Tabriz air pollution resource and the role of metrological parameter in pollution exacerbating
Environment pollution is a challenge to the modern society, especially in developing countries for example Iran. In the beginning of the century, industrialization and expansion of the factories became the main concern of Iranian big cities. The city of Tabriz in Iran that could hold a large population in it turned to become as one of the industrial poles in the country. Within the years 1967–1975, Tabriz city was the subject of new changes and developments. But in the process of industrialization and installation of the manufacturing sites and factories, some decision makers and executive managers did not try to take the geographical and topographical conditions of the city into their considerations; therefore, the city of Tabriz became more and more polluted and the people’s social health and hygiene were endangered (Mojtabazadeh 2005).
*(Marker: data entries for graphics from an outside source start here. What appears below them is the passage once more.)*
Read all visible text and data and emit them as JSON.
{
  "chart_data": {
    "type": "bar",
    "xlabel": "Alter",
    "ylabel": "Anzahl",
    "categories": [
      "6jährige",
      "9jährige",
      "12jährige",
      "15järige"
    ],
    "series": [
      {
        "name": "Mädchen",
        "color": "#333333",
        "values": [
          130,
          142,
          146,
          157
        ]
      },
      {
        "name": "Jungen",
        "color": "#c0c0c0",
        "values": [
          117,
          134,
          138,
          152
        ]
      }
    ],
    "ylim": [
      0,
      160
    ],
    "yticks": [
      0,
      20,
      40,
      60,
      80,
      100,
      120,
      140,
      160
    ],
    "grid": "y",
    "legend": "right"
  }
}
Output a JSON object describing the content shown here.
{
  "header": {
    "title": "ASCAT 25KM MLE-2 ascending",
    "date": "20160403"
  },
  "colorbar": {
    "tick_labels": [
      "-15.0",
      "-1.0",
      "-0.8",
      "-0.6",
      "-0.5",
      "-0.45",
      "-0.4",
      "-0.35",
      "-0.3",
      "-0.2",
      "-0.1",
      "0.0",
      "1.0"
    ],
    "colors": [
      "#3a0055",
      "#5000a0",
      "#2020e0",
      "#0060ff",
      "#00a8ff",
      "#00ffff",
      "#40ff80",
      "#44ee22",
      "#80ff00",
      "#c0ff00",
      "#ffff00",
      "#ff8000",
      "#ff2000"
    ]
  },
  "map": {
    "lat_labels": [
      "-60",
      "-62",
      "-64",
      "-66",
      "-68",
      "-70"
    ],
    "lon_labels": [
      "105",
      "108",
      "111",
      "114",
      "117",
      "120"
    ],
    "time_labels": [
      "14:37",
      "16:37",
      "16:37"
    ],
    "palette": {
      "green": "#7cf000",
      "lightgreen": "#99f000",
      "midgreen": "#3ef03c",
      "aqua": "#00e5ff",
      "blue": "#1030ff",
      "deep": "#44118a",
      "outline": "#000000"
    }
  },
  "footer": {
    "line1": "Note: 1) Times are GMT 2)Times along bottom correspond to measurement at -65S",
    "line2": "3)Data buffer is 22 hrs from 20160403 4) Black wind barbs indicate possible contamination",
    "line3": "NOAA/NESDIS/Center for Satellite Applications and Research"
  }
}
Establishment of high industrial factories in the west and southwest of Tabriz, such as chemical and petrochemical industries, thermal power plant, and oil refinery, and blowing of wind from west and southwest transferred their pollution to the inner city (Sadr Mousavi and Rahimi 2008). In recent decade, changing the patterns of vehicle use, particularly in urban areas, and increasingly use of private cars instead of urban public transport cause that the vehicles are a significant source of emissions into the atmosphere and Tabriz air pollution. So, industrial factories and vehicles are the main air pollution factors in Tabriz now.
The result of the past study in Tabriz air pollution indicates that the metrological parameters and, especially, wind blowing are the main variables in intensification and alteration of Tabriz air pollution (Sadr Mousavi and Rahimi 2008, 2010, Mojtabazadeh 2005). But, the results in this paper show that the relative humidity and temperature are the main metrological variables in the prediction of NO2 and NO
x
concentrations and the wind importance for NO2 and NO
x
modeling approximately is 7%. While in Sadr Mousavi and Rahimi (2008) studies, wind speed and wind direction important in CO concentration modeling are 19.17 and 14.12%, respectively. Also, based on this work results, we cannot conclude like Mojtabazadeh (2005) results that the main metrological variable in Tabriz air pollution is wind blowing.